It’s been a long time coming, but finally our tow team has got their hands on the popular Toyota Hilux – New Zealand’s second bestselling vehicle. We were excited to test out this legend and see how she stacked up. First impressions were that the SR5 Cruiser looked tougher than ever with 18” black alloy wheels and a bold new grille. Now we know we’re going to look the part crossing mountains and rivers, but with a boat hooked up, are we going to feel the part?
When Toyota released the eighth-generation Hilux they made everything stronger; we’re talking a thicker frame, stiffer body, new high-torque turbo-diesel engines, advanced six-speed transmissions, beefed-up suspension and brakes, and expanded off-road ability.
The Hilux range is far from small, with an impressive 21 model varieties to choose from. The most basic 2WD double cab version starts at $33,990 all the way up to our test vehicle – the SR5 4WD Cruiser with a cost of $56,990.
Towing assistive features in the Hilux are great with Vehicle Stability Control (VSC), Downhill Assist Control (DAC) and more importantly Trailer Sway Control – this system helps the driver to retain control if the trailer becomes unstable. If trailer sway is detected, the system controls the braking of each wheel while simultaneously reducing engine power output and thereby reducing the vehicles speed until the sway is no longer detected.
|At a glance|
|Model||2018 Toyota Hilux SR5|
|Engine||2.8 Turbo Charged|
|Power||130kW at 3400rpm|
|Towing Capacity Braked||3500kg|
|Towing Capacity Unbraked||750kg|
Connecting the trailer was a breeze with the help of a 7” touchscreen unit, transforming into our reversing camera when required.

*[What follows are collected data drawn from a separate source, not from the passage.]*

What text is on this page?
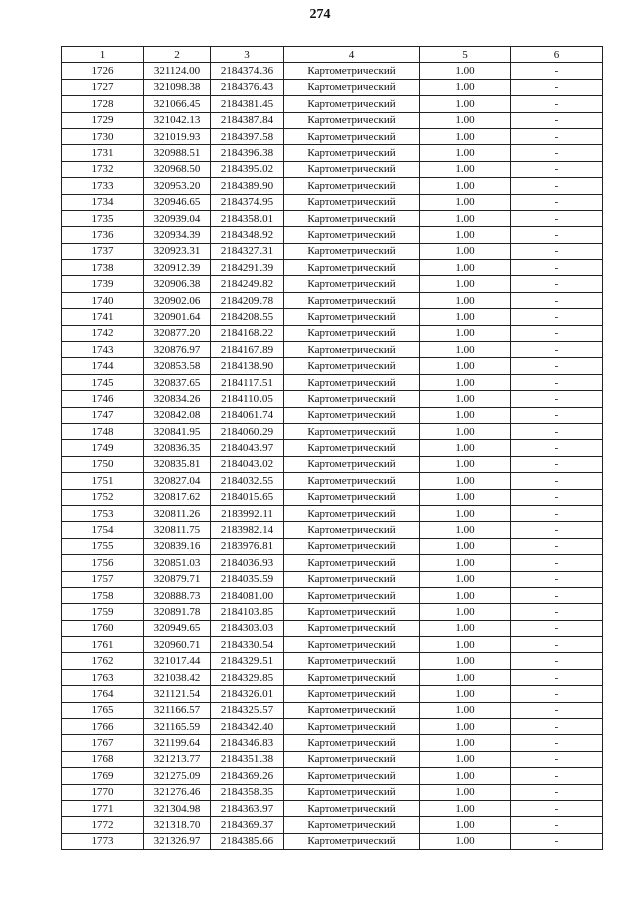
274
1	2	3	4	5	6
1726	321124.00	2184374.36	Картометрический	1.00	-
1727	321098.38	2184376.43	Картометрический	1.00	-
1728	321066.45	2184381.45	Картометрический	1.00	-
1729	321042.13	2184387.84	Картометрический	1.00	-
1730	321019.93	2184397.58	Картометрический	1.00	-
1731	320988.51	2184396.38	Картометрический	1.00	-
1732	320968.50	2184395.02	Картометрический	1.00	-
1733	320953.20	2184389.90	Картометрический	1.00	-
1734	320946.65	2184374.95	Картометрический	1.00	-
1735	320939.04	2184358.01	Картометрический	1.00	-
1736	320934.39	2184348.92	Картометрический	1.00	-
1737	320923.31	2184327.31	Картометрический	1.00	-
1738	320912.39	2184291.39	Картометрический	1.00	-
1739	320906.38	2184249.82	Картометрический	1.00	-
1740	320902.06	2184209.78	Картометрический	1.00	-
1741	320901.64	2184208.55	Картометрический	1.00	-
1742	320877.20	2184168.22	Картометрический	1.00	-
1743	320876.97	2184167.89	Картометрический	1.00	-
1744	320853.58	2184138.90	Картометрический	1.00	-
1745	320837.65	2184117.51	Картометрический	1.00	-
1746	320834.26	2184110.05	Картометрический	1.00	-
1747	320842.08	2184061.74	Картометрический	1.00	-
1748	320841.95	2184060.29	Картометрический	1.00	-
1749	320836.35	2184043.97	Картометрический	1.00	-
1750	320835.81	2184043.02	Картометрический	1.00	-
1751	320827.04	2184032.55	Картометрический	1.00	-
1752	320817.62	2184015.65	Картометрический	1.00	-
1753	320811.26	2183992.11	Картометрический	1.00	-
1754	320811.75	2183982.14	Картометрический	1.00	-
1755	320839.16	2183976.81	Картометрический	1.00	-
1756	320851.03	2184036.93	Картометрический	1.00	-
1757	320879.71	2184035.59	Картометрический	1.00	-
1758	320888.73	2184081.00	Картометрический	1.00	-
1759	320891.78	2184103.85	Картометрический	1.00	-
1760	320949.65	2184303.03	Картометрический	1.00	-
1761	320960.71	2184330.54	Картометрический	1.00	-
1762	321017.44	2184329.51	Картометрический	1.00	-
1763	321038.42	2184329.85	Картометрический	1.00	-
1764	321121.54	2184326.01	Картометрический	1.00	-
1765	321166.57	2184325.57	Картометрический	1.00	-
1766	321165.59	2184342.40	Картометрический	1.00	-
1767	321199.64	2184346.83	Картометрический	1.00	-
1768	321213.77	2184351.38	Картометрический	1.00	-
1769	321275.09	2184369.26	Картометрический	1.00	-
1770	321276.46	2184358.35	Картометрический	1.00	-
1771	321304.98	2184363.97	Картометрический	1.00	-
1772	321318.70	2184369.37	Картометрический	1.00	-
1773	321326.97	2184385.66	Картометрический	1.00	-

The ride quality and stability of the Hilux always felt firm but not uncomfortable, reminiscent of the past Hilux’s we’ve come to know and love. The extra weight on the back seemed to help, as even on rough roads, there wasn’t a lot of jiggling about.
On the hill section of our route, we accelerated from 50km/h to 80km/h at around 3600RPM - not quite the performance we were expecting with 450Nm of torque. We also noticed there wasn’t much difference between ‘power’ and ‘normal mode’ whilst towing.

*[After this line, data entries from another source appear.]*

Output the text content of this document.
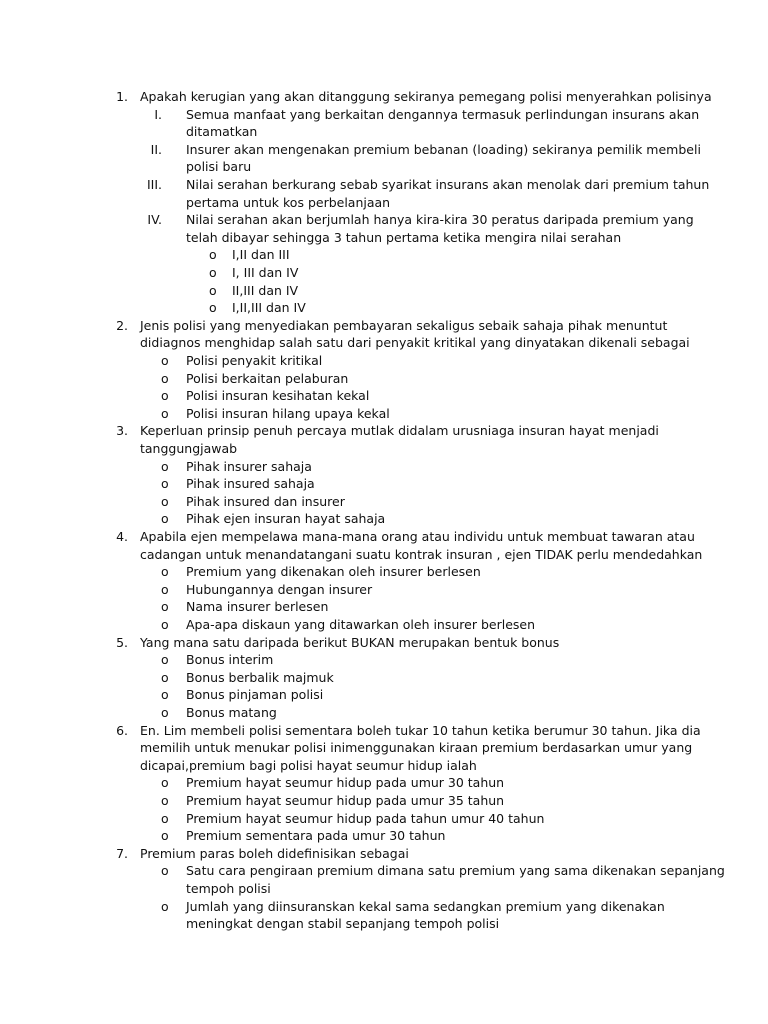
1. Apakah kerugian yang akan ditanggung sekiranya pemegang polisi menyerahkan polisinya
I. Semua manfaat yang berkaitan dengannya termasuk perlindungan insurans akan
ditamatkan
II. Insurer akan mengenakan premium bebanan (loading) sekiranya pemilik membeli
polisi baru
III. Nilai serahan berkurang sebab syarikat insurans akan menolak dari premium tahun
pertama untuk kos perbelanjaan
IV. Nilai serahan akan berjumlah hanya kira-kira 30 peratus daripada premium yang
telah dibayar sehingga 3 tahun pertama ketika mengira nilai serahan
o	I,II dan III
o	I, III dan IV
o	II,III dan IV
o	I,II,III dan IV
2. Jenis polisi yang menyediakan pembayaran sekaligus sebaik sahaja pihak menuntut
didiagnos menghidap salah satu dari penyakit kritikal yang dinyatakan dikenali sebagai
o	Polisi penyakit kritikal
o	Polisi berkaitan pelaburan
o	Polisi insuran kesihatan kekal
o	Polisi insuran hilang upaya kekal
3. Keperluan prinsip penuh percaya mutlak didalam urusniaga insuran hayat menjadi
tanggungjawab
o	Pihak insurer sahaja
o	Pihak insured sahaja
o	Pihak insured dan insurer
o	Pihak ejen insuran hayat sahaja
4. Apabila ejen mempelawa mana-mana orang atau individu untuk membuat tawaran atau
cadangan untuk menandatangani suatu kontrak insuran , ejen TIDAK perlu mendedahkan
o	Premium yang dikenakan oleh insurer berlesen
o	Hubungannya dengan insurer
o	Nama insurer berlesen
o	Apa-apa diskaun yang ditawarkan oleh insurer berlesen
5. Yang mana satu daripada berikut BUKAN merupakan bentuk bonus
o	Bonus interim
o	Bonus berbalik majmuk
o	Bonus pinjaman polisi
o	Bonus matang
6. En. Lim membeli polisi sementara boleh tukar 10 tahun ketika berumur 30 tahun. Jika dia
memilih untuk menukar polisi inimenggunakan kiraan premium berdasarkan umur yang
dicapai,premium bagi polisi hayat seumur hidup ialah
o	Premium hayat seumur hidup pada umur 30 tahun
o	Premium hayat seumur hidup pada umur 35 tahun
o	Premium hayat seumur hidup pada tahun umur 40 tahun
o	Premium sementara pada umur 30 tahun
7. Premium paras boleh didefinisikan sebagai
o	Satu cara pengiraan premium dimana satu premium yang sama dikenakan sepanjang
tempoh polisi
o	Jumlah yang diinsuranskan kekal sama sedangkan premium yang dikenakan
meningkat dengan stabil sepanjang tempoh polisi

The tranny was smooth and rev-matched well, but it still felt a tad restrictive like many of the other automatics we have tested such as the Holden Colorado or Toyota Highlander.
Overall the Hilux held the road well and cornered confidently with the Haines attached. The four cylinder diesel had enough pick up around the midrange power band, but she certainly isn’t the king when it comes to shear towing grunt.